Il y a quatre années maintenant j'écrivais ici mes espérances, mais aussi mes craintes devant un voyage qui s’annonçait pour bientôt. J'avais nommé ce blog: "Du printemps vers Compostelle".

C'était le commencement.

Le but de ce cheminement à pieds était Santiago de Compostelle, mais surtout, au delà des pas de la marche, au delà de cette destination géographique, le but était d'entrer en contact avec des espaces de moi que j'avais laissé quelque peu en jachère.
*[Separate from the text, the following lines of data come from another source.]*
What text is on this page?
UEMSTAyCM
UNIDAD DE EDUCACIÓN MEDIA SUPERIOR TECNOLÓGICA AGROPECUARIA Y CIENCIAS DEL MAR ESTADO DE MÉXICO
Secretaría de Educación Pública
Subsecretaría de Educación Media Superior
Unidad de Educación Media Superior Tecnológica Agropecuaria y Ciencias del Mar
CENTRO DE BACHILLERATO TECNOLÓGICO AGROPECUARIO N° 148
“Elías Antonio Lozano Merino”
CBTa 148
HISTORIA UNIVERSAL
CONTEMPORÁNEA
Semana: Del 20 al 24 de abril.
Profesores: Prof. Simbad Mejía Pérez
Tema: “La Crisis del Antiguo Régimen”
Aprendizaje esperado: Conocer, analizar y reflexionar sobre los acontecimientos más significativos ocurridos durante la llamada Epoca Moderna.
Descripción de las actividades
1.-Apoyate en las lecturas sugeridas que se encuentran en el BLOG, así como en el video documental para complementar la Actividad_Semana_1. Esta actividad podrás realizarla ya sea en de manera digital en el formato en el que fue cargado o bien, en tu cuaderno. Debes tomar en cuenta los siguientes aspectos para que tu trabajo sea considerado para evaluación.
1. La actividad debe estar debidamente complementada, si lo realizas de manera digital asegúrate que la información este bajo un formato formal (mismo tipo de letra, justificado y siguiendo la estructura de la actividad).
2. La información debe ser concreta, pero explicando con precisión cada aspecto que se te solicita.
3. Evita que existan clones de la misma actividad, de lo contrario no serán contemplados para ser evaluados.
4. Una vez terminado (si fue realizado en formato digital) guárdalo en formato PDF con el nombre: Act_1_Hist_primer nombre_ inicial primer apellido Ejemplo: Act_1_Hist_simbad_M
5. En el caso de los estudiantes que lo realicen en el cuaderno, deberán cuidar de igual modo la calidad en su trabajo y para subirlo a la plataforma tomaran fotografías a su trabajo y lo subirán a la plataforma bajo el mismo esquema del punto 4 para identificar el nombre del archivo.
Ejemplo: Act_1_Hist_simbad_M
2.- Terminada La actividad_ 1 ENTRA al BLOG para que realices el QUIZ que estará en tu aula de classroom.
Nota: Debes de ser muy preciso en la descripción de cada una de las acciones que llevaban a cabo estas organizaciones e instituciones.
Aujourd'hui, le recommencement. J'ai débaptisé le blog et l'ai rebaptisé.
Aujourd'hui, il se nomme: "Du printemps vers plus tard".
Quatre années après, je reprends le fil d'une marche racontée à des lecteurs que je connais, ou pas. Pourquoi la raconter? Pourquoi la conter? Je crois que la marche est une activité magnifique qui suscite un travail de penser apaisé, qui invite à l'échange aussi après le parcours effectué. Pourquoi la conter publiquement? Lorsque j'ai marché vers Compostelle, j'ai fait cette expérience d'être souvent en lien à travers les billets que je publiais, avec des gens qui, même si je ne les voyais pas, même si je ne leur parlais pas, étaient présents dans mon esprit et mon cœur. Ce fut un grand moment d'amour éprouvé. Après mon retour, j'ai attendu que s'apaisent les effets de ce voyage autant extérieur qu'intérieur, qu'ils s'ordonnent en moi et aujourd'hui, je reprends le voyage.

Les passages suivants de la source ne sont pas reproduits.